Perlunya memetakan tingkat risiko tertular virus SARS-CoV-2 untuk dokter dibedakan menjadi 4 kelompok :

  1. Risiko rendah, yaitu dokter yang tidak memberikan pelayanan atau kontak langsung pasien suspek/probable/konfirmasi COVID-19 misalnya dokter di manajemen
  2. Risiko sedang, yaitu dokter yang memberikan pelayanan atau kontak langsung pasien yang belum diketahui status terinfeksi COVID-19
  3. Risiko tinggi, yaitu dokter yang melakukan pelayanan pada suspek/probable/konfirmasi COVID-19 namun tidak termasuk melakukan tindakan aerosol
  4. Risiko sangat tinggi, yaitu dokter yang melakukan pelayanan tindakan aerosol pada pasien suspek/probable/konfirmasi COVID-19, serta dokter yang melakukan pengambilan spesimen pernapasan (nasofaring dan orofaring) dan otopsi.

9nov2

Gambar 2. Klasifikasi pajanan tenaga kesehatan terhadap SARS-CoV-2 sesuai piramida risiko okupasi untuk COVID-19

Setelah melakukan pemetaan tingkat risiko maka dapat menentukan standar dan protokol dengan menerapkan hierarki pengendalian risiko transmisi infeksi untuk melindungi dokter di Fasilitas tingkat pertama, fasilitas tingkat lanjut, ruang prosedur/tindakan operasi.
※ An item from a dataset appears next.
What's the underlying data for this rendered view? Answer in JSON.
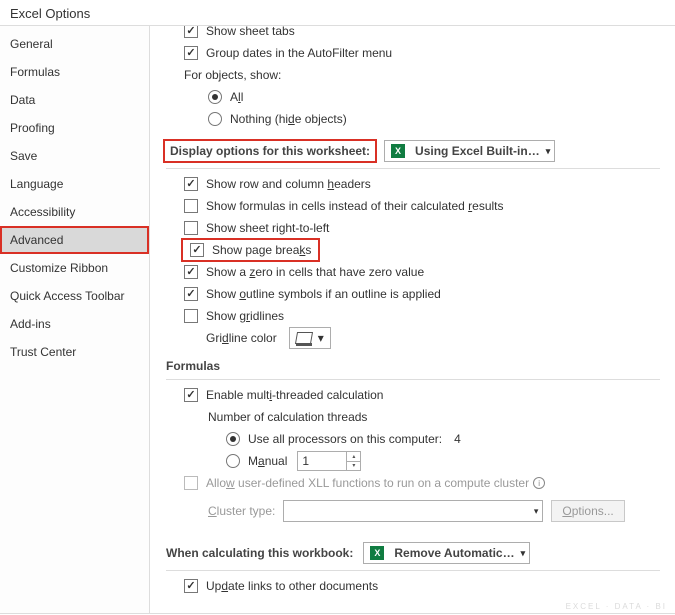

Kemudian melakukan pembagian zonasi Rumah Sakit, hingga pada level penggunaan alat pelindung diri, pengaturan aliran udara dan ventilasi, penentuan penyakit akibat COVID-19, Pemeriksaan SARS-CoV-2 untuk dokter dan kriteria kembali bekerja. Standar dan protokolnya dapat dipelajari lebih lengkap dengan membuka bab 2 pada pedoman standar perlindungan dokter di era COVID-19.

Selengkapnya: Baca Pedoman

Sumber:

  • Kementrian Kesehatan RI. Peraturan Menteri Kesehatan Republik Indonesia Nomor 52 Tahun 2018 Tentang Keselamatan dan Kesehatan Kerja di Fasilitas Pelayanan Kesehatan. 2018.
  • Ikatan Dokter Indonesia. Pedoman Standar Perlindungan Dokter Di Era COVID-19. 2020.